None of them must settle for agreements that elevate Trump’s agenda over their long-term interests. Any deal skewed towards American priorities would erode their sovereignty and bind them to terms favourable to Washington for decades.
The EU cannot afford to exchange market access for hollow promises. Japan must not barter innovation for unbalanced tariffs. And China – for which a Swiss-brokered detente led to a temporary agreement to slash tariffs – must recognise this for what it is: a reprieve. The 90-day ceasefire may calm markets but underlying structural rifts remain intact.
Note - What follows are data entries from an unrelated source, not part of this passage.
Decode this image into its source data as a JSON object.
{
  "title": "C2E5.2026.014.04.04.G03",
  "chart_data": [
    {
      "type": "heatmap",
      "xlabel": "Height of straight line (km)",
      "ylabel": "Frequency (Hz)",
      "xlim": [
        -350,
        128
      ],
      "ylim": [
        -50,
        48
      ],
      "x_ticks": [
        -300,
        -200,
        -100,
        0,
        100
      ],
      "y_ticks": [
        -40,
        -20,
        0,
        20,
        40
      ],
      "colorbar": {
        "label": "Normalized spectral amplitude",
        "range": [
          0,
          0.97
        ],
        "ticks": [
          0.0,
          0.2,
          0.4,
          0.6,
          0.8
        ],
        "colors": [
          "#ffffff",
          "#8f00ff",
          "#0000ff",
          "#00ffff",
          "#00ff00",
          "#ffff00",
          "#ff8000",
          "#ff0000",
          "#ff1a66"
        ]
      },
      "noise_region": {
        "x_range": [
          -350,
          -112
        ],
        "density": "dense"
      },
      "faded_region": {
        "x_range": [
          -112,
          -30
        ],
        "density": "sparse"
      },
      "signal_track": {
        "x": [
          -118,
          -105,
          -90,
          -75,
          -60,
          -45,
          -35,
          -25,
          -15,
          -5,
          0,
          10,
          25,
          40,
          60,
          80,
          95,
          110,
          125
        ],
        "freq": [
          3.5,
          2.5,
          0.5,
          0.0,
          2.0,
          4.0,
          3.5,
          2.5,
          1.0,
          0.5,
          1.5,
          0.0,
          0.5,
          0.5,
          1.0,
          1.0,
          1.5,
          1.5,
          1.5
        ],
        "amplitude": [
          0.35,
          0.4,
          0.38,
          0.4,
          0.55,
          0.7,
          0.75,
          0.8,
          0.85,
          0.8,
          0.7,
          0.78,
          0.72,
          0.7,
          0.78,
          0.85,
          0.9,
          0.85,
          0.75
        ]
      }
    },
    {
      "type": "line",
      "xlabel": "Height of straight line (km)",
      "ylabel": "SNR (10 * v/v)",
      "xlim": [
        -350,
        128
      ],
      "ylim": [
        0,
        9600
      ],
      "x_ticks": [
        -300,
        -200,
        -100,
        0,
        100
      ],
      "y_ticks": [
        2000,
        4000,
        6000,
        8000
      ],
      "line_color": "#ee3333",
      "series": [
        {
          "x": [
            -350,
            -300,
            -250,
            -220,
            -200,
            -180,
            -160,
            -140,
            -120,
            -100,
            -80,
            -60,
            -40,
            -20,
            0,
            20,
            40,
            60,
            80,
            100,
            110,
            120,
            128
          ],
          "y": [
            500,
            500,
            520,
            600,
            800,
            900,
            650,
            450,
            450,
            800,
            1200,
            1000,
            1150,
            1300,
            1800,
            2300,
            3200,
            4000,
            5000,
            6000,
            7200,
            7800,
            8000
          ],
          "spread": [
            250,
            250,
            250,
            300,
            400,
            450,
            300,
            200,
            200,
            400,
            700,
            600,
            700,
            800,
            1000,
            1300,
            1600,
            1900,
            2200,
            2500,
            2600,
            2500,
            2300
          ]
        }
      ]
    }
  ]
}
Trump’s message remains unchanged: terms are set in Washington, not negotiated in good faith. Beijing must view this pause not as peace but strategic positioning. It should leverage its economic and geopolitical power to demand substance, not mere optics. This is all the more crucial as Trump’s administration, having shown a lack of good faith with its allies, is likely to intensify efforts to undermine its primary adversary.
Britain’s experience shows a bad deal can be worse than no deal at all. It locks nations into asymmetry, weakens their competitiveness and emboldens stronger parties. It hints at a broader trend – a shift away from the multilateral system that has governed global trade since the post-war era, towards a Darwinian system in which might dictates terms.
It is eerily reminiscent of the unequal treaties of the 19th century, when imperial powers carved up weaker nations, or the Nafta renegotiation with Canada and Mexico, where a first-term Trump’s leverage tilted the scales. This deal is a step in that direction, a bilateral bludgeon dressed up as partnership.
Britain blinked. Others must not. To concede is to legitimise a coercive trading model where strength trumps fairness. The rules-based system – flawed but essential – cannot survive a chain of capitulations. The EU, Japan and China possess the leverage, size and strategic depth to resist. But resistance must be more than rhetoric – it must be policy.
The UK-US trade deal is a glimpse into a future where power eclipses principle and the rituals of diplomacy mask coercion. If the world’s major powers fail to draw a line, they risk sanctifying a model in which trade is no longer governed by law, but by leverage. They face a choice: assert their strategic weight now or negotiate from a position of diminished sovereignty later.
The choice is not simply between good and bad deals, but between two visions of global trade: one rooted in rules and reciprocity, the other in raw power. If the EU, Japan and China capitulate, they will not just embolden a transactional America – they will help usher in a world where coercion replaces cooperation.
That world is not hypothetical. It has knocked on Britain’s door. Others must not answer.